After her daunting time at art school there, she decided to move to the United States, which she did in 1995. But she said her frankly sexual works met with some resistance in all of her home countries.
“People were shocked by this,” she said of the way viewers reacted to her more explicit New York gallery works in the late 1990s. “Just like the Muslim culture I left behind.”
She added, “Sometimes I think I have nowhere to go.”
Her first solo exhibition at a gallery was a flop, with no sales, but the second sold out, she said, and she had launched her career, working with a succession of leading dealers, including Gagosian.
Her work with textiles was unusual at the time. “She anticipated the idea of returning to materiality,” said Michelle Grabner, an artist and longtime professor at the School of the Art Institute of Chicago who follows Ms. Amer’s work. “We are now completely there, now that fibers and textiles have made a comeback.”
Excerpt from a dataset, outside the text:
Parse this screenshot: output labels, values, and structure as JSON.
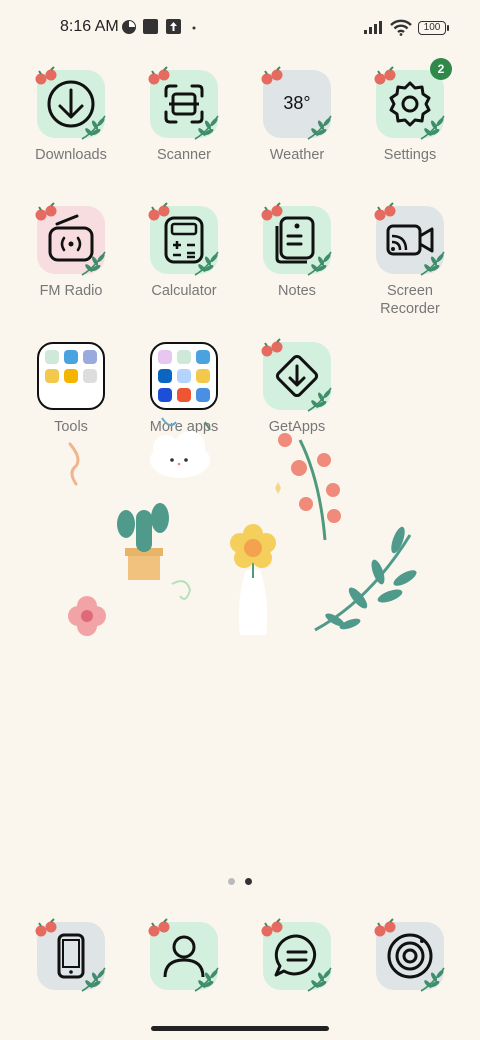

Now that she has turned some of her attention to bronzes, Mrs. Amer must manage a complicated process consisting of many stages: a drawing on cardboard that is converted into a stencil model and then a clay model. Molten bronze is later poured into a wax-filled resin or rubber mold, creating the finished piece using the so-called lost-wax process.
The high cost of manufacturing the sculptures forced her to move the final stage of the process to a foundry in Seoul, where she traveled to work on it last year.
“The sculpture isn’t selling very well so far,” Ms. Amer acknowledged – but the same was true of her paintings 25 years ago.
But the pleasure she derives from making truly three-dimensional works makes her think she’s on the right track. “This is the future,” she said of the bronze statues.
Ms Amer added that now that I’ve reached the 60-year mark, “I think I’m doing my best. I’m done proving myself.”